The Garrard County Water Association, I presume, is erecting a big water supply tower just outside Paint Lick on 52 that looks much like the ones you see all over small town Kentucky poked up toward the sky and embossed with the city’s name or “Go (name the local high school mascots).”
I’m already wondering if they’ll let us put “Paint Lick” on it. It would be a shame to just let it stand there naked and unadorned.
I’m assuming it will replace The Great Blue Tube, a very tall “standing pipe” painted royal blue that has served us ever since we moved here in 1982 and still stands to serve, as best it can, right beside the new one. The Great Blue Tube got its name when our nephew, Chris Adams, spent the summer with us in the late ‘80s. One of the first things he asked was, “What’s that big blue thing in the field out there beside the road?”
“Son,” I told him, “that’s a remarkable work of modern architectural art called The Great Blue Tube that was put there to demonstrate that we Paint Lickers are a highly cultured society. We aim to see if a little of our culture will rub off on you while you’re down here.”
Chris said, “You gotta be kidding. I thought it was some sort of contraption to hold water but I couldn’t figure out why one farmer would need that much.”
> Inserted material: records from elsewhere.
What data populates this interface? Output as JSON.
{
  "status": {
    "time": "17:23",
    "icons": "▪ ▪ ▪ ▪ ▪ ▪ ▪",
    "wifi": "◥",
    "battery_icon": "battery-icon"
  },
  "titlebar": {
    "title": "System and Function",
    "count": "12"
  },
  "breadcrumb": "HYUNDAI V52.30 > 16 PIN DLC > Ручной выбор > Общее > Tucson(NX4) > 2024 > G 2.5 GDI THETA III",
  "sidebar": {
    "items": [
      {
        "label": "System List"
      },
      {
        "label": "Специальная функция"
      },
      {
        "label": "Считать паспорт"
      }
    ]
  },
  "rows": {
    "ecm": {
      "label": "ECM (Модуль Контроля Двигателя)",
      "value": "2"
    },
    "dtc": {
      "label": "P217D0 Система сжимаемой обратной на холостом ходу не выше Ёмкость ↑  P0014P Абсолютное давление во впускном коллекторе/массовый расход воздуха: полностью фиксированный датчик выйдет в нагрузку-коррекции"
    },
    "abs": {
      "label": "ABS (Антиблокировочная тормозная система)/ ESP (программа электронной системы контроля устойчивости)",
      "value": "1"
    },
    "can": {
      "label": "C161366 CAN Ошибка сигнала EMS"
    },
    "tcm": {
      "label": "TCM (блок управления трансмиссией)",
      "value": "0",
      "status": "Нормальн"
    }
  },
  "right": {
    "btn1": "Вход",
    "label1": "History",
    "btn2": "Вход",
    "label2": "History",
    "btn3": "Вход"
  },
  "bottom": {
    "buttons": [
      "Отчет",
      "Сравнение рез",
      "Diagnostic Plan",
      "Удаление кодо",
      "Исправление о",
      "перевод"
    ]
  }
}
I finally told him that it was, in fact, a water tower that served several communities, but the name stuck.
The problem that I hope will be addressed with the new tower is that The Great Blue Tube has suffered from prostate issues throughout our tenure in its environs. Sometimes it can only dribble when it out to squirt. Instead of taking showers at my house, we often have to take drizzles because The Great Blue simply is not up to the task of providing adequate water pressure.
Of course this has been going on for 36 years, in our particular case, and much, much longer than that for folks who have lived here all their lives. Low and/or fluctuating water pressure has been a way of life for so long that we take it for granted. I, personally, gave up complaining about it shortly after we got here.
I knew that one of my neighbors, at that time, who lived a couple or three miles out the road, served on the Water Association Board of Directors, so I called him up. My ear still burns every time I think about that call.
“Some people will complain about Heaven, if they ever get there,” he told me. “Buddy, you don’t know how lucky you are to have public water in the first place, do you? Some of us worked our butts off to get it in here and what do we get? Nobody ever says thank you for your service. No Buddy! All they do is call me up and complain that the pressure doesn’t suit them. You want more water pressure then dig yourself a well and buy a pump and keep it going. See how well you like that kinda pressure.” Then he hung up on me.
I never again complained about the water pressure. Loretta will sometimes grumble that something must be wrong with the kitchen sink because the faucet is only putting out a trickle but I tell her that it’s only Great Blue’s prostate acting up again. He’ll take a beta pill and get over it soon.
We often visit friends and relatives in Richmond and Berea where we need to wash our hands from time to time and discover that if we turn the faucets wide open it feels like we might lose some fingernails or blast the skin right off our knuckles.
I have high hopes that the new water tower is going to cause that to happen in Paint Lick.
In the meantime, I’m really wondering if they’ll paint something on it. I’m going to start lobbying for “Historic Paint Lick 4 Miles ahead. Don’t blink your eyes.”